The migration of cranial neural crest (CNC) cells is controlled by proteins that regulate gene expression, cell proliferation, cell signaling and cell adhesion. Among these proteins the ADAM cell surface metalloproteases can regulate both cell signaling and cell adhesion. They do so by cleaving signaling and adhesion molecules from the cell surface. There is a fundamental gap in understanding how ADAM proteins control cell migration in general and CNC migration in particular. Our long-term goal is to understand how CNC migration is controlled in a developing embryo. The objective of this application is to determine how ADAM metalloproteases control CNC migration. The central hypothesis of this proposal, based on extensive preliminary data, is that ADAM metalloproteases control cell migration both by shedding cell adhesion molecules from the plasma membrane and by the independent activity of their cytoplasmic domains inside of the nucleus.
Aim 1 : To identify how ADAM cleavage of Cadherin-11 controls CNC migration. We have shown that Cad-11 is cleaved by ADAM13 during CNC migration and that the Cad-11 extracellular fragment containing the adhesive site is shed and can rescue migration in embryos lacking ADAM13 or overexpressing Cad-11. Our hypothesis is that this fragment binds to the surface of CNC via a receptor and promotes migration. We propose to determine how the extracellular fragment of Cad-11 promotes migration. We will determine, 1) what are the consequences of not cleaving Cad-11 on CNC specification and migration, 2) if the Cad-11 extracellular fragment stimulates directed cell migration and/or interfere with contact mediated inhibition, and 3) What are the signaling pathways involved in this process.
Aim 2 : To identify the mechanism by which the ADAM cytoplasmic domain controls CNC migration. We have shown that the ADAM13 cytoplasmic domain (C13) is cleaved and translocates into the nucleus. We showed that this is critical for gene expression and CNC migration in vivo. We also showed that one gene regulated by C13, Calpain8 is essential for CNC migration. Our hypothesis is that the ADAM13 cytoplasmic domain controls gene expression by modifying the function of a transcription factor to promote CNC migration.

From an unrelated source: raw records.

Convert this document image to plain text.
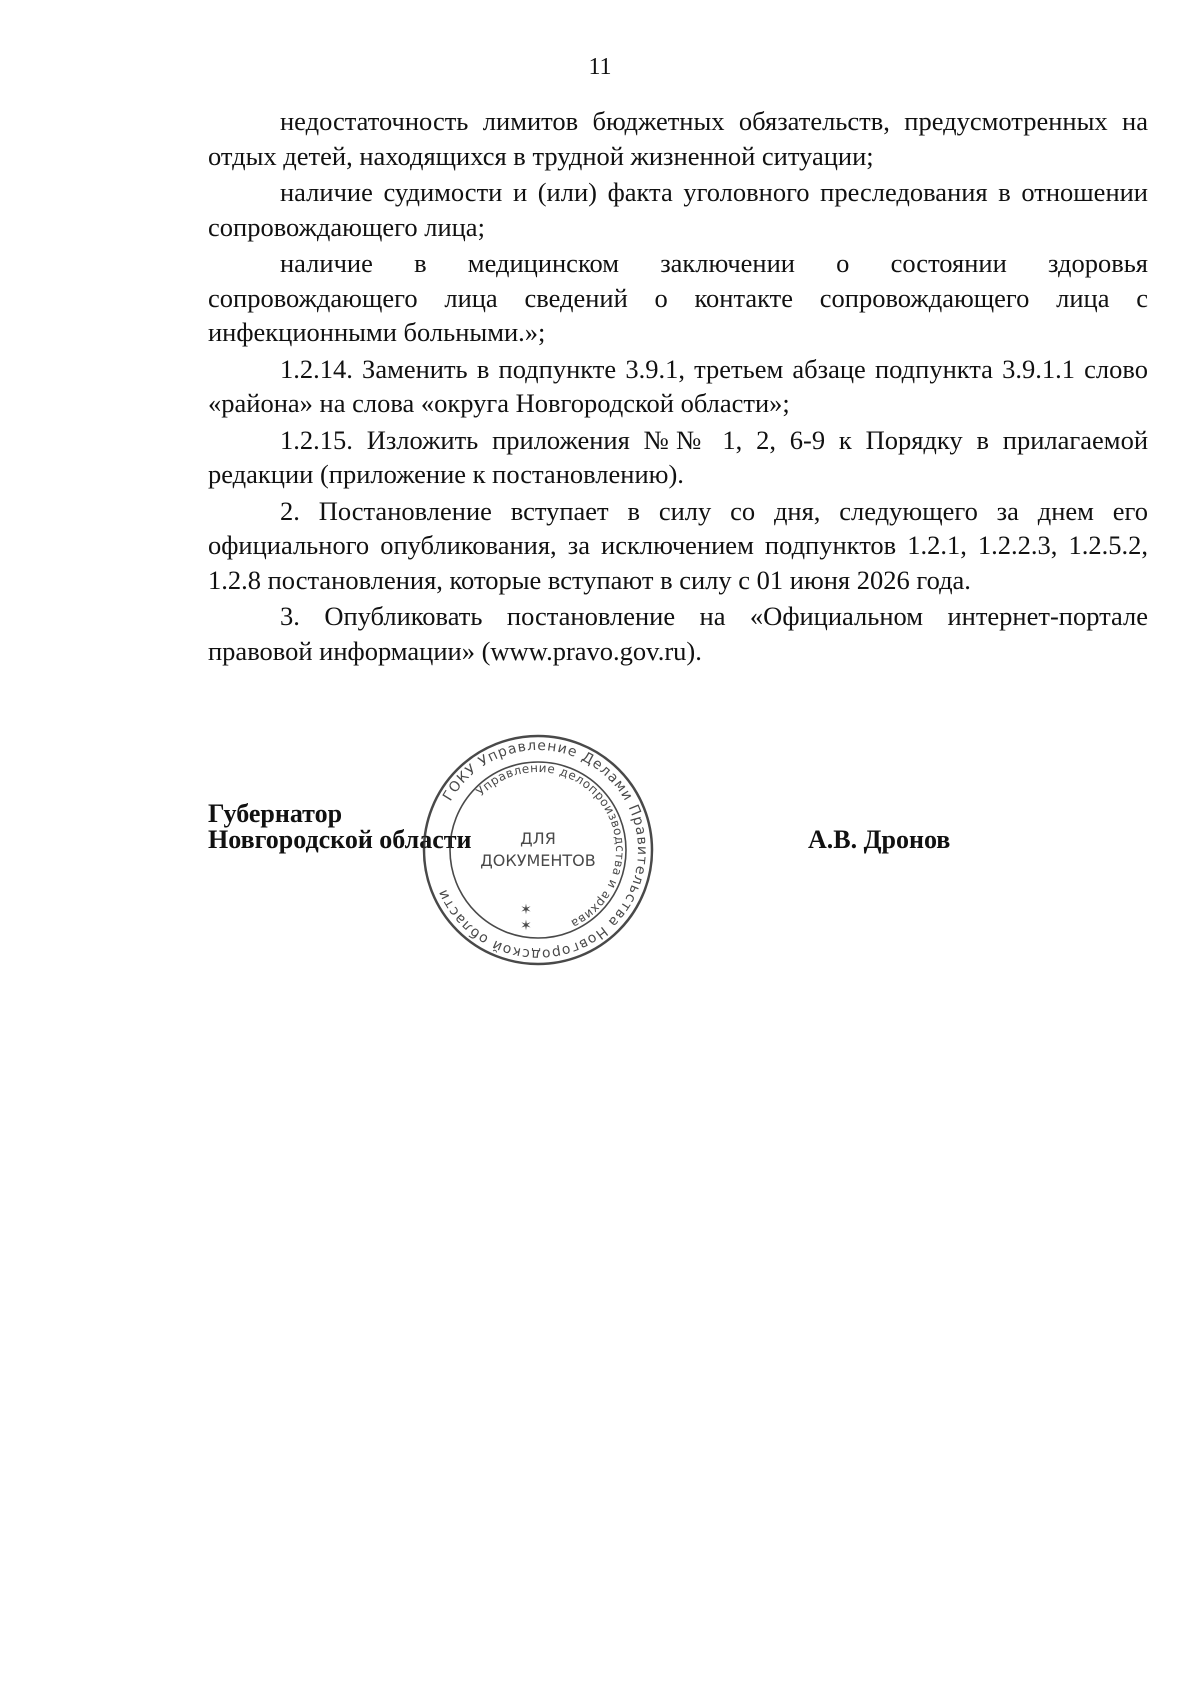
11

недостаточность лимитов бюджетных обязательств, предусмотренных на отдых детей, находящихся в трудной жизненной ситуации;

наличие судимости и (или) факта уголовного преследования в отношении сопровождающего лица;

наличие в медицинском заключении о состоянии здоровья сопровождающего лица сведений о контакте сопровождающего лица с инфекционными больными.»;

1.2.14. Заменить в подпункте 3.9.1, третьем абзаце подпункта 3.9.1.1 слово «района» на слова «округа Новгородской области»;

1.2.15. Изложить приложения №№ 1, 2, 6-9 к Порядку в прилагаемой редакции (приложение к постановлению).

2. Постановление вступает в силу со дня, следующего за днем его официального опубликования, за исключением подпунктов 1.2.1, 1.2.2.3, 1.2.5.2, 1.2.8 постановления, которые вступают в силу с 01 июня 2026 года.

3. Опубликовать постановление на «Официальном интернет-портале правовой информации» (www.pravo.gov.ru).

Губернатор
Новгородской области	А.В. Дронов
ГОКУ Управление Делами Правительства Новгородской области
Управление делопроизводства и архива
ДЛЯ
ДОКУМЕНТОВ
✶
✶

We will determine 1) the amino acid sequence(s) in C13 that are responsible for the control of gene expression and cell migration, and 2) the mechanism by which C13 regulates the expression of Calpain8. The approach is innovative, because it shows for the first time in any system that ADAM cytoplasmic domains function in the nucleus to regulate specific gene expression and cell migration. The proposed research is significant, because it is expected to vertically advance the field by identifying evolutionary conserved motifs in ADAM cytoplasmic domain that control the activity of transcription factors (e.g. FoxD3). In addition, the Cad-11 extracellular domain has been shown to increase cancer cell invasion, thus our results will shed the light on the mechanism by which this domain operates.
The proposed project is relevant to public health because it increases our knowledge of craniofacial development in a vertebrate model organism amenable to experimental studies. The understanding of ADAM control of cell migration is also relevant as these proteins are often up-regulated and associated with invasion of cancer cells. The current study also shows that ADAM cytoplasmic domains control the expression of genes that are relevant to multiple human diseases.